Até que paramos na frente de uma papelaria, fiquei pensando se precisava de mais materiais para minhas pinturas, mas até onde eu sei já tenho mais do que o suficiente. Papai falou algo com uma atendente, alguns minutos depois ela entrou por uma porta e voltou segurando uma caixa de presente, com embrulho em papel brilhante e fita colorida.

Papai me entregou a caixa de presente. Isso é estranho, meu aniversário já não está igual ao que acostumei, ele não sinalizou nada, só entrou no carro.

Eu não abri a caixa, apenas fiquei esperando suas ordens, alguma explicação, estava tão confusa.

Algum tempo depois chegamos em nossa casa, papai sentou na poltrona da sala e sinalizou:

Filha, lembra que eu falei ontem que ia no mercado e deixei você com a professora?

Olhei, aguardando que sinalizasse algo mais, até que ele continuou:

Fui à papelaria e comprei isso pra você. Sabe, vai precisar disso agora que as coisas vão mudar

As coisas vão mudar? Depois de oito anos vivendo nessa vida monótona e chata, presa numa gaiola confortável e sem conhecer o mundo como ele realmente é, mudança parece algo praticamente impossível de ocorrer.

Abri o embrulho. Era difícil acreditar. Isso é pra mim? Onde eu iria usar aquilo?

Mochila, muitos livros, um caderno enorme, estojo. Gesticulei rapidamente:

Papai, eu vou para a escola?

Ele sorriu e confirmou com a cabeça, a confirmação de que um sonho de anos finalmente se realizaria. Pulei de alegria, abracei, beijei seu rosto, levei os presentes para meu quarto.

Sim, eu estava muito contente, minha alegria era imensa.

Mas deitei na minha cama e comecei a pensar, olhando para o teto. Parece bom demais para ser verdade, mesmo que eu vá para uma escola, papai vai dar um jeito de ficar de olho em mim e me proteger, isso é uma certeza.

Sentei, e olhei para a pintura que havia feito há alguns dias atrás. Eu só quero ter uma vida normal como qualquer outra garota de quinze anos. Isso é pedir muito? Para o destino, parece que é pedir demais.

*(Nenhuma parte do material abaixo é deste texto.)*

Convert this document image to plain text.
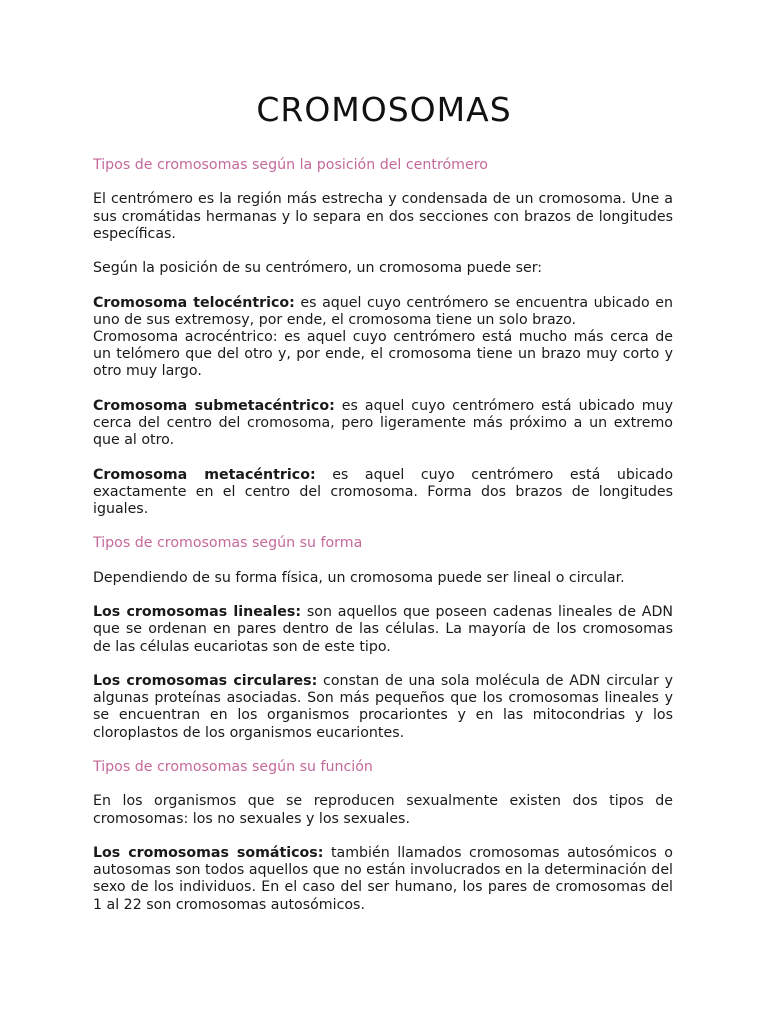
CROMOSOMAS

Tipos de cromosomas según la posición del centrómero

El centrómero es la región más estrecha y condensada de un cromosoma. Une a sus cromátidas hermanas y lo separa en dos secciones con brazos de longitudes específicas.

Según la posición de su centrómero, un cromosoma puede ser:

Cromosoma telocéntrico: es aquel cuyo centrómero se encuentra ubicado en uno de sus extremosy, por ende, el cromosoma tiene un solo brazo.

Cromosoma acrocéntrico: es aquel cuyo centrómero está mucho más cerca de un telómero que del otro y, por ende, el cromosoma tiene un brazo muy corto y otro muy largo.

Cromosoma submetacéntrico: es aquel cuyo centrómero está ubicado muy cerca del centro del cromosoma, pero ligeramente más próximo a un extremo que al otro.

Cromosoma metacéntrico: es aquel cuyo centrómero está ubicado exactamente en el centro del cromosoma. Forma dos brazos de longitudes iguales.

Tipos de cromosomas según su forma

Dependiendo de su forma física, un cromosoma puede ser lineal o circular.

Los cromosomas lineales: son aquellos que poseen cadenas lineales de ADN que se ordenan en pares dentro de las células. La mayoría de los cromosomas de las células eucariotas son de este tipo.

Los cromosomas circulares: constan de una sola molécula de ADN circular y algunas proteínas asociadas. Son más pequeños que los cromosomas lineales y se encuentran en los organismos procariontes y en las mitocondrias y los cloroplastos de los organismos eucariontes.

Tipos de cromosomas según su función

En los organismos que se reproducen sexualmente existen dos tipos de cromosomas: los no sexuales y los sexuales.

Los cromosomas somáticos: también llamados cromosomas autosómicos o autosomas son todos aquellos que no están involucrados en la determinación del sexo de los individuos. En el caso del ser humano, los pares de cromosomas del 1 al 22 son cromosomas autosómicos.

Cansei de estudar em casa com professores particulares, de nunca ter privacidade, de ter que deixar cada porta aberta com exceção da porta do banheiro, de estar sempre sob os olhos vigilantes e cuidadosos do papai, e principalmente dessa neura de fazer tudo do jeito que a mamãe gostava. Cansei de ser apenas uma criança. Cansei de tudo isso.

Mamãe partiu, ela não está mais aqui, foi embora há oito anos atrás, evaporou, deixou de existir, foi pro céu, virou estrela, morreu, faleceu, bateu as botas, caiu na tumba, dormiu eternamente. Enfim, qualquer coisa que lembre a palavra "morte".

E eu queria poder queimar todas essas coisas que estou cansada e que não quero mais, exatamente como o balanço da pintura é queimado. Mas não dá.

Peguei o quadro e o escondi no vão embaixo do guarda-roupa, não quero ficar olhando mas também não tenho coragem de destruir minha obra.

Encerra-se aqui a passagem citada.